Comparison With Imperative Programming
Procedural programming languages are also imperative languages, because they make explicit references to the state of the execution environment. This could be anything from variables (which may correspond to processor registers) to something like the position of the "turtle" in the Logo programming language.
Read more about this topic: Procedural Programming
Famous quotes containing the words comparison with, comparison, imperative and/or programming:
“What is man in nature? A nothing in comparison with the infinite, an all in comparison with the nothinga mean between nothing and everything.”
—Blaise Pascal (16231662)
“Most parents arent even aware of how often they compare their children. . . . Comparisons carry the suggestion that specific conditions exist for parental love and acceptance. Thus, even when one child comes out on top in a comparison she is left feeling uneasy about the tenuousness of her position and the possibility of faring less well in the next comparison.”

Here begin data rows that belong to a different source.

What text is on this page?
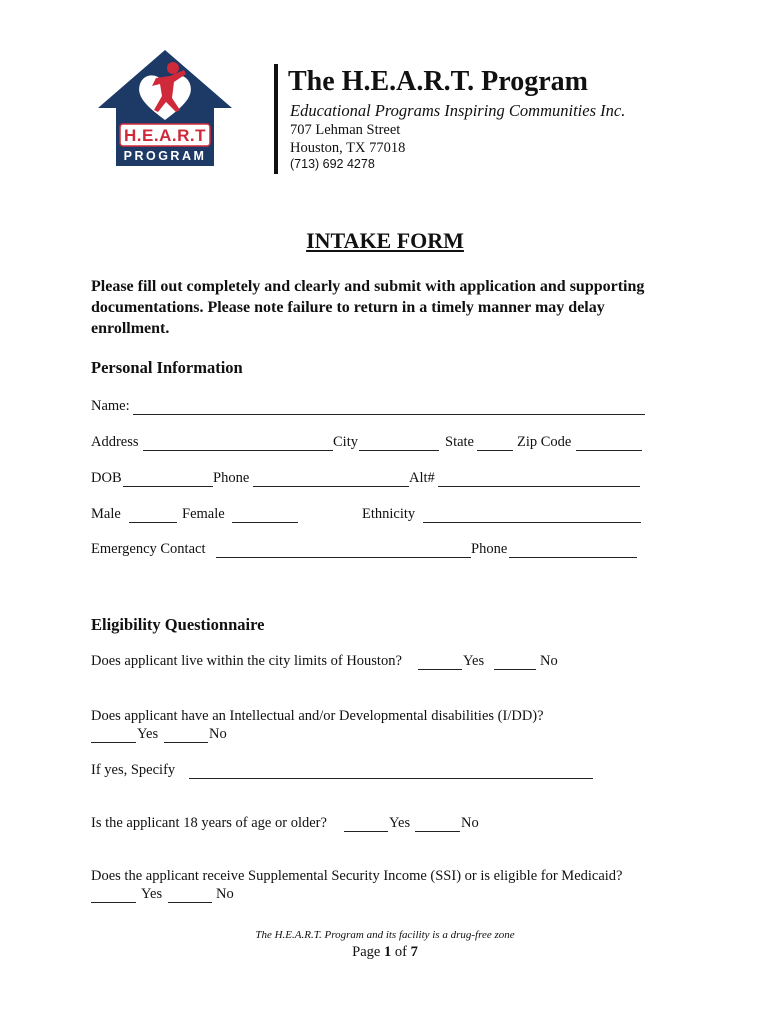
H.E.A.R.T
PROGRAM
The H.E.A.R.T. Program
Educational Programs Inspiring Communities Inc.
707 Lehman Street
Houston, TX 77018
(713) 692 4278
INTAKE FORM
Please fill out completely and clearly and submit with application and supporting documentations. Please note failure to return in a timely manner may delay enrollment.
Personal Information
Name:
Address	City	State	Zip Code
DOB	Phone	Alt#
Male	Female	Ethnicity
Emergency Contact	Phone
Eligibility Questionnaire
Does applicant live within the city limits of Houston?	Yes	No
Does applicant have an Intellectual and/or Developmental disabilities (I/DD)?
Yes	No
If yes, Specify
Is the applicant 18 years of age or older?	Yes	No
Does the applicant receive Supplemental Security Income (SSI) or is eligible for Medicaid?
Yes	No
The H.E.A.R.T. Program and its facility is a drug-free zone
Page 1 of 7
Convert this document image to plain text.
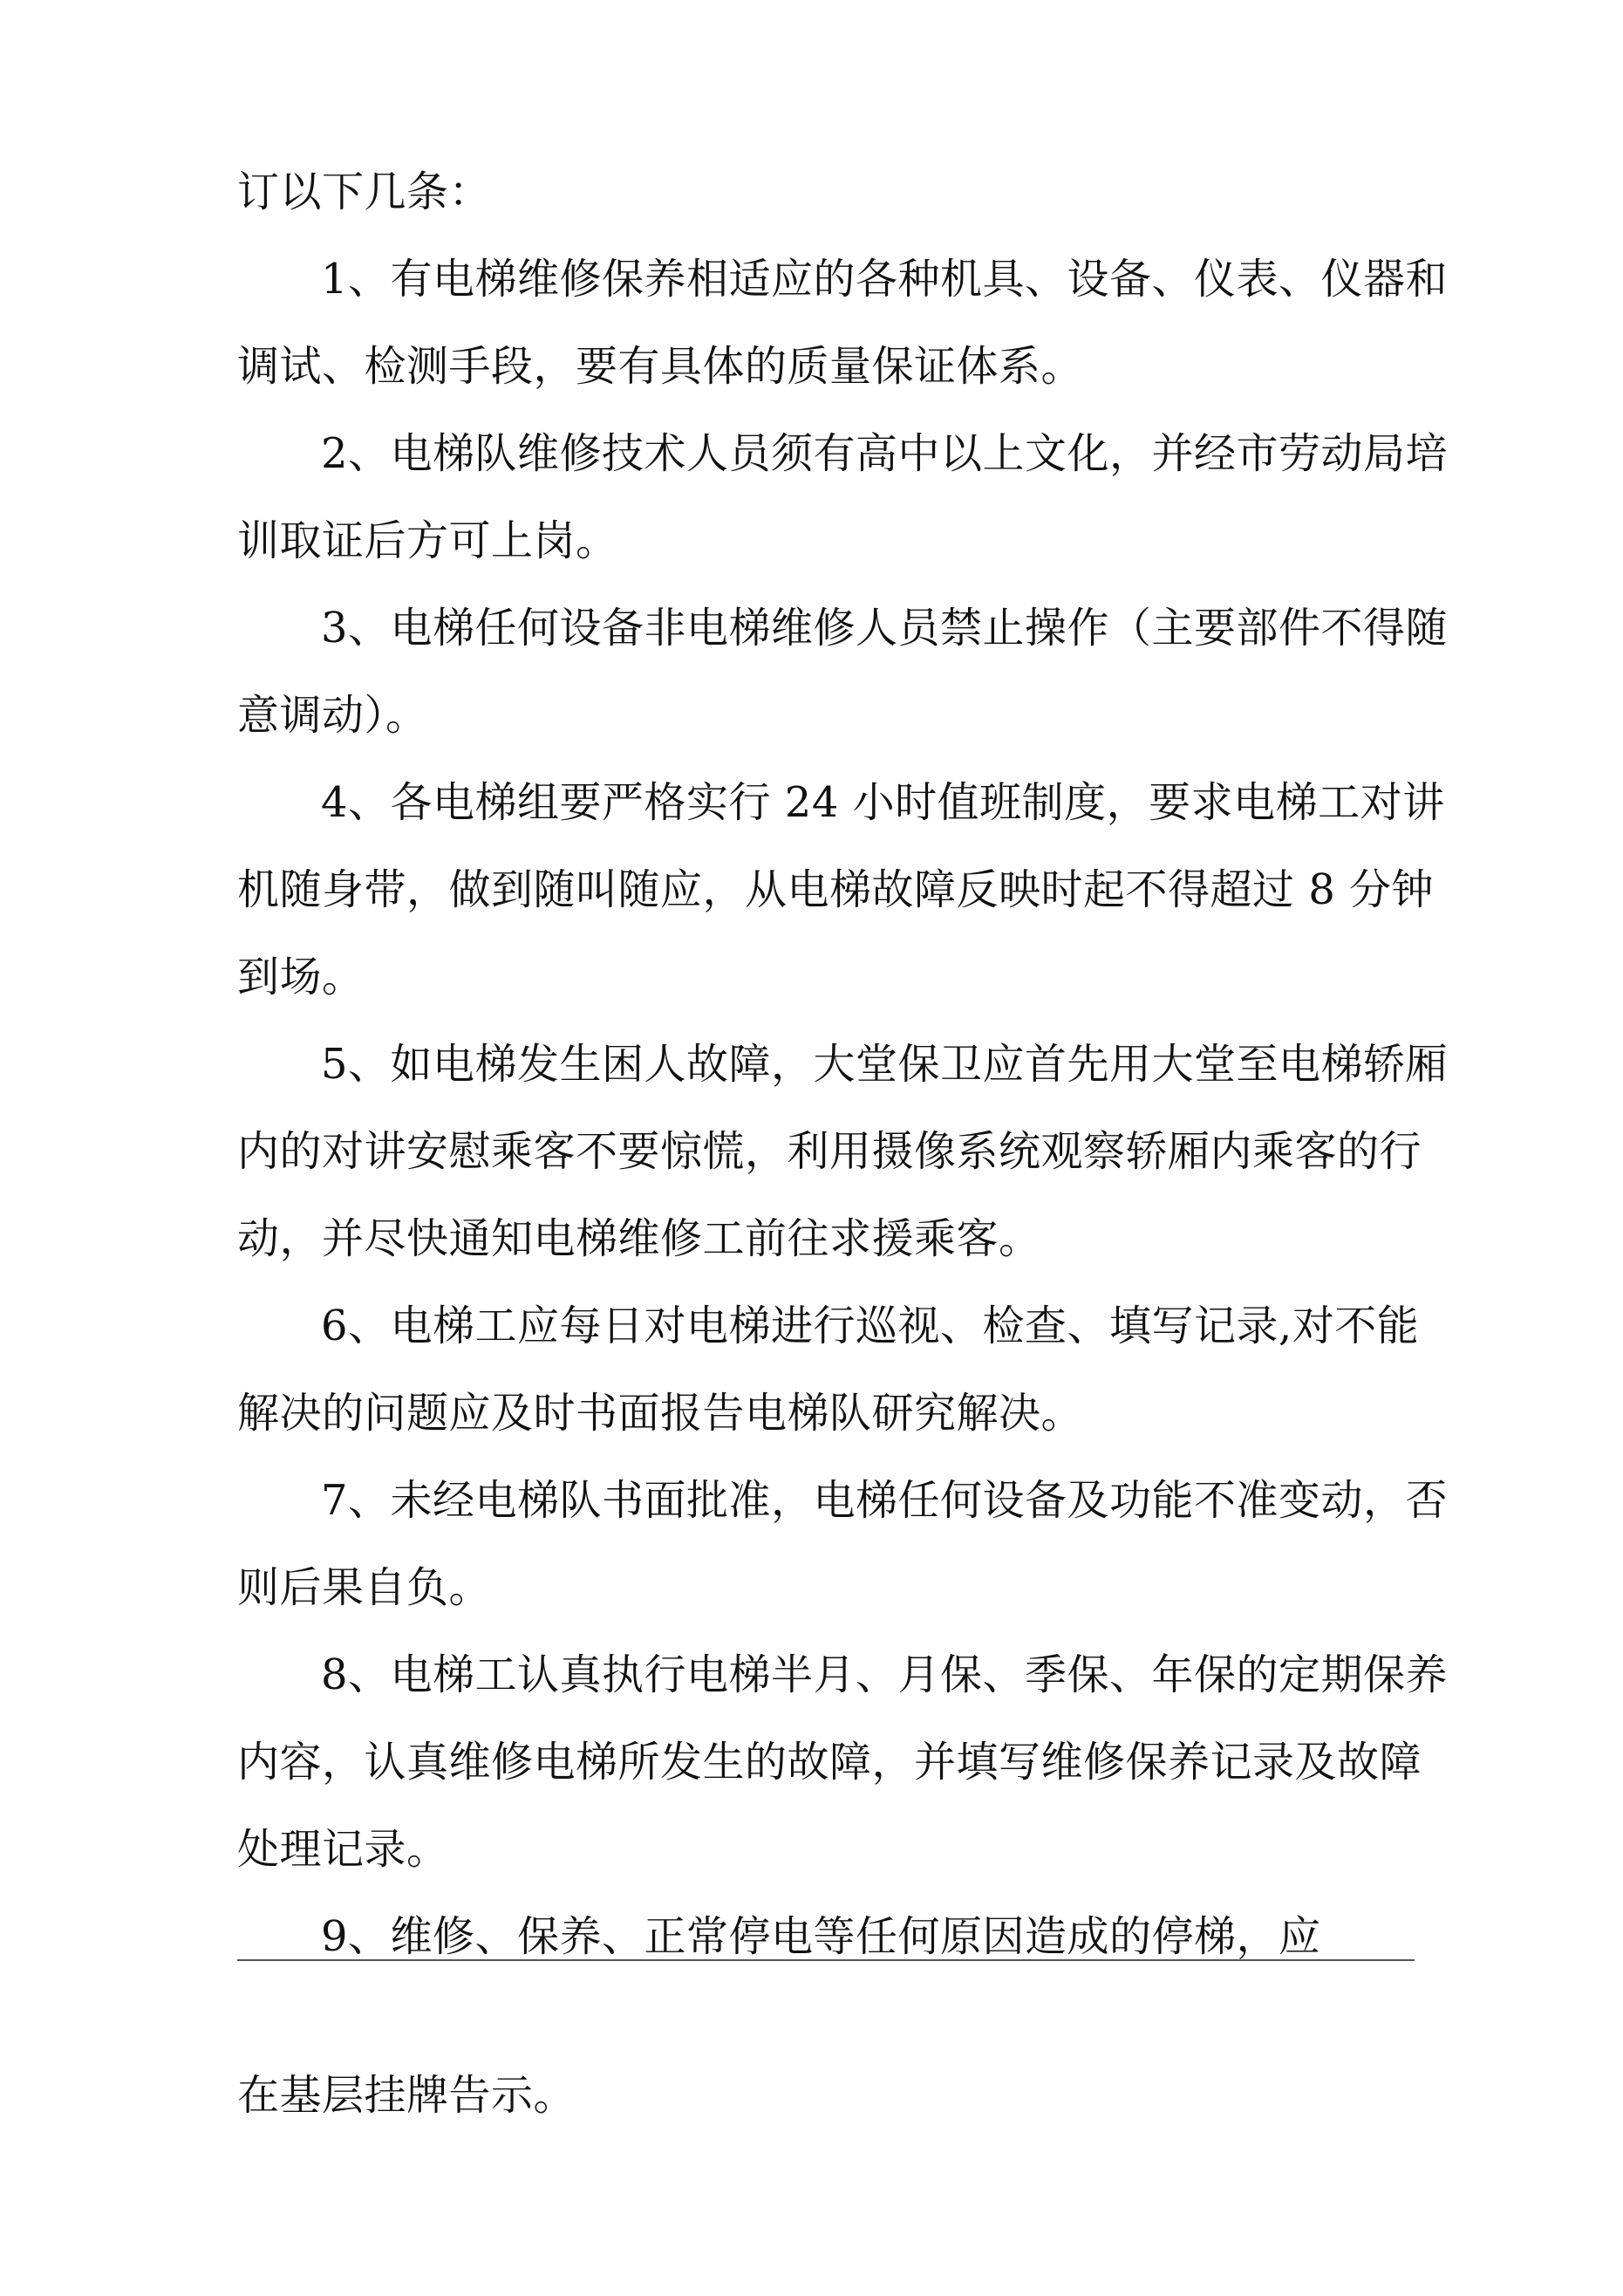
订以下几条：
1、有电梯维修保养相适应的各种机具、设备、仪表、仪器和
调试、检测手段，要有具体的质量保证体系。
2、电梯队维修技术人员须有高中以上文化，并经市劳动局培
训取证后方可上岗。
3、电梯任何设备非电梯维修人员禁止操作（主要部件不得随
意调动）。
4、各电梯组要严格实行 24 小时值班制度，要求电梯工对讲
机随身带，做到随叫随应，从电梯故障反映时起不得超过 8 分钟
到场。
5、如电梯发生困人故障，大堂保卫应首先用大堂至电梯轿厢
内的对讲安慰乘客不要惊慌，利用摄像系统观察轿厢内乘客的行
动，并尽快通知电梯维修工前往求援乘客。
6、电梯工应每日对电梯进行巡视、检查、填写记录,对不能
解决的问题应及时书面报告电梯队研究解决。
7、未经电梯队书面批准，电梯任何设备及功能不准变动，否
则后果自负。
8、电梯工认真执行电梯半月、月保、季保、年保的定期保养
内容，认真维修电梯所发生的故障，并填写维修保养记录及故障
处理记录。
9、维修、保养、正常停电等任何原因造成的停梯，应
在基层挂牌告示。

—Marianne E. Neifert (20th century)
“Because humans are not alone in exhibiting such behaviorbees stockpile royal jelly, birds feather their nests, mice shred paperits possible that a pregnant woman who scrubs her house from floor to ceiling [just before her baby is born] is responding to a biological imperative . . . . Of course there are those who believe that . . . the burst of energy that propels a pregnant woman to clean her house is a perfectly natural response to their mothers impending visit.”
—Mary Arrigo (20th century)
“If there is a price to pay for the privilege of spending the early years of child rearing in the drivers seat, it is our reluctance, our inability, to tolerate being demoted to the backseat. Spurred by our success in programming our children during the preschool years, we may find it difficult to forgo in later states the level of control that once afforded us so much satisfaction.”